Soon after the intersection was a Gu station, which I planned to partake in. I grabbed one, pulled the tab off with my teeth and squirted a large glob into my mouth. Then I realized that despite the instructions from the Gu-giver "water next," there was no water in sight. Or within the next mile. I spit most of the blob out but changed my mind and swallowed more since I had already stickied up my mouth anyway.

I knew larger hills were coming at miles 8, maybe 10, and 12, and 8 was my last over-7, which was 7:05. I never ran with anyone for very long, but I tried to keep my eyes ahead. One younger guy passed me around 9 or 10 with quite a bit of speed, but I kept him in sight. I think he was the relay that beat us. Many times I felt like I must be plodding along at around 8:30 pace, but at each mile beep I was surprised to see a sub 7. Miles 9-11 were 6:44, 6:55, 6:54. By this time I figured I should be averaging under 7 mins/mi, but I didn't think of looking at the data field that showed average pace. Of course!

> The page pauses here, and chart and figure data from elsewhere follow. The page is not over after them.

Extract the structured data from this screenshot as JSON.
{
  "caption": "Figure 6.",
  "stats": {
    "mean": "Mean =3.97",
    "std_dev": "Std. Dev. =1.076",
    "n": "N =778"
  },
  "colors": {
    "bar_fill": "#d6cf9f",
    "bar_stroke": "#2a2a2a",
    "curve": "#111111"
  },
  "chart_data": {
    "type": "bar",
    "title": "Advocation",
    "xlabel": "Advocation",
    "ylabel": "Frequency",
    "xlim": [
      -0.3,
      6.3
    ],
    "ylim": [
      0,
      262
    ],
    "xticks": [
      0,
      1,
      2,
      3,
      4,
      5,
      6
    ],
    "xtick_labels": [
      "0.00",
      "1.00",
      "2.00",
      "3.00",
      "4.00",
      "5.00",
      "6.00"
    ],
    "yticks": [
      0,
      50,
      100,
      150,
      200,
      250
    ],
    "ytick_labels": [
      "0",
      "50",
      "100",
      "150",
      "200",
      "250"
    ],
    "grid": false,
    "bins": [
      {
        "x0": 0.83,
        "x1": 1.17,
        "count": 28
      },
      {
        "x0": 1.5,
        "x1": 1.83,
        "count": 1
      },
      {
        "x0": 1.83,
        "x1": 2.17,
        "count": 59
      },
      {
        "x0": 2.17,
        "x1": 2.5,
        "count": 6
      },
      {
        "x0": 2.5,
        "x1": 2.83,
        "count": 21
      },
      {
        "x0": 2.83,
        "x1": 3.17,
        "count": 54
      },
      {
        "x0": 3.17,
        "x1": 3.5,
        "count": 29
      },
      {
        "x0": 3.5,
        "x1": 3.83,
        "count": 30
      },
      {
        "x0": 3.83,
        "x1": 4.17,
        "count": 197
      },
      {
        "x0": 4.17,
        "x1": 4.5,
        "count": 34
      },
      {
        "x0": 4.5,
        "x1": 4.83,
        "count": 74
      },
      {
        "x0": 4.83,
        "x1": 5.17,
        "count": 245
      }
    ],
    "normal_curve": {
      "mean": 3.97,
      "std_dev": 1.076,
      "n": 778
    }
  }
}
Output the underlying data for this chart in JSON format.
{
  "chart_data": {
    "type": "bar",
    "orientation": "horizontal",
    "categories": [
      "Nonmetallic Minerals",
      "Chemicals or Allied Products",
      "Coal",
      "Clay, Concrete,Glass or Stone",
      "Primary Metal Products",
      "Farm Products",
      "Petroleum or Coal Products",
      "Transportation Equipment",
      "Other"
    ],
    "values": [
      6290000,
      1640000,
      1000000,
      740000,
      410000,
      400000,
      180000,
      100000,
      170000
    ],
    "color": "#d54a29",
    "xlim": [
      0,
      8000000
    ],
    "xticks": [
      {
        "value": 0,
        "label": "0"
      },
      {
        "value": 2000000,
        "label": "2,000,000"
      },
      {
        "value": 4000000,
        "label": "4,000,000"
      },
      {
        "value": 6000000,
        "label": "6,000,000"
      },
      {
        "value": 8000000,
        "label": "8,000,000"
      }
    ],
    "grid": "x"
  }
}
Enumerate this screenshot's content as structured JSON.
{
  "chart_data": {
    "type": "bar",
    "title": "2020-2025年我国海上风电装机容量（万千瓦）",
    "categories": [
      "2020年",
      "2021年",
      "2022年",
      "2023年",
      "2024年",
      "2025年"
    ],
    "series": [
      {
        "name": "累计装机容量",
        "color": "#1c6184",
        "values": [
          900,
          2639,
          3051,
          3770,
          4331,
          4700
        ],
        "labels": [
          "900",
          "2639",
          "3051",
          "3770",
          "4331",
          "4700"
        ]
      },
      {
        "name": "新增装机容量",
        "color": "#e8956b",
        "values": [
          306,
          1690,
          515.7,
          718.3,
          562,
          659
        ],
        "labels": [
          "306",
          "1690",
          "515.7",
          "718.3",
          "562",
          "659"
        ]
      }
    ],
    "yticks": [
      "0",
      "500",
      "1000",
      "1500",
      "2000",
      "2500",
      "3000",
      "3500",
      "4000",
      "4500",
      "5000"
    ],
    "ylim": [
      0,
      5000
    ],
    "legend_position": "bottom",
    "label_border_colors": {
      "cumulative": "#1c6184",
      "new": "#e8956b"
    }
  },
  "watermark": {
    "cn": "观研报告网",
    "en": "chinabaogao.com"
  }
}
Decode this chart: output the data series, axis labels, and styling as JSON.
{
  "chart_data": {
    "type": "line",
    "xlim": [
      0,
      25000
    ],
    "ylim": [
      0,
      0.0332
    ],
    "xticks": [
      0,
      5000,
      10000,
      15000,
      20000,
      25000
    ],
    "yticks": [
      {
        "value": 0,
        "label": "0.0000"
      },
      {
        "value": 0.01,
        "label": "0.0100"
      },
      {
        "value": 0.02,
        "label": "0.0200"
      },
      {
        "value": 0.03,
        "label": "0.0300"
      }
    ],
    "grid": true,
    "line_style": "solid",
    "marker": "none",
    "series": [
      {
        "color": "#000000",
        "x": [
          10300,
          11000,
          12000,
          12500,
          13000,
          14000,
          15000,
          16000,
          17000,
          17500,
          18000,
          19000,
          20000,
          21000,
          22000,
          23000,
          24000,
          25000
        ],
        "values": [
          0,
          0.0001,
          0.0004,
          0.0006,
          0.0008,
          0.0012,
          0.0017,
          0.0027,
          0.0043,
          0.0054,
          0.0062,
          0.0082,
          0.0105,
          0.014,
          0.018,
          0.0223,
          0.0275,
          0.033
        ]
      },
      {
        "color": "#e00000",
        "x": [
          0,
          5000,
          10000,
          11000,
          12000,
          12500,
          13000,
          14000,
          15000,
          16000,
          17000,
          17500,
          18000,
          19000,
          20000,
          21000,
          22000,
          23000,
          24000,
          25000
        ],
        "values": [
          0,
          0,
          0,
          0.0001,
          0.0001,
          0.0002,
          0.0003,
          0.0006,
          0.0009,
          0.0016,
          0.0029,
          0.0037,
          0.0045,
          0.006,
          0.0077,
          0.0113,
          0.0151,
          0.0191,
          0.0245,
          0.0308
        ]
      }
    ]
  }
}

Mile 12 had the last of the hills, and it was a long but gradual one. I squeaked it out in 6:59, and knew the rest was mostly downhill. You could practically see the finish line from the top of the hill, and it looked a long way away, but I ended with the fastest mile of the day for 13: 6:38. If only it hadn't been .09 miles too long according to my garmin, even given my excellent tangent running :), I may have had a small PR, but instead ran 1:30:52. At least I broke the curse of the 1:35s.

I'm pretty sure my name wasn't called out as I crossed the finish line, but I was a little dizzy from the chilly air, so maybe I just didn't hear it. Jenny nor I were anywhere to be found in the results. Jenny's bib number pulls up some man named Charles in the photos. He actually is wearing the same bib number that she did. My pictures are of me (probably unfortunately), but it congratulates Caliene.


As scenic as the course actually was, the pictures are most definitely not doing it justice



After a cool down run a mile and a half to the car, some trick-or-treating grabbing of candy at the food table, and forcing my unconfiscated chip onto a timing guy who really didn't know what to do with it, we headed back down south with renewed motivation to do more "track" workouts. Right Jenny?

Happy Halloween! He's a nice dragon.



Pant less dragon: "But Daddy, I'm marking my territory."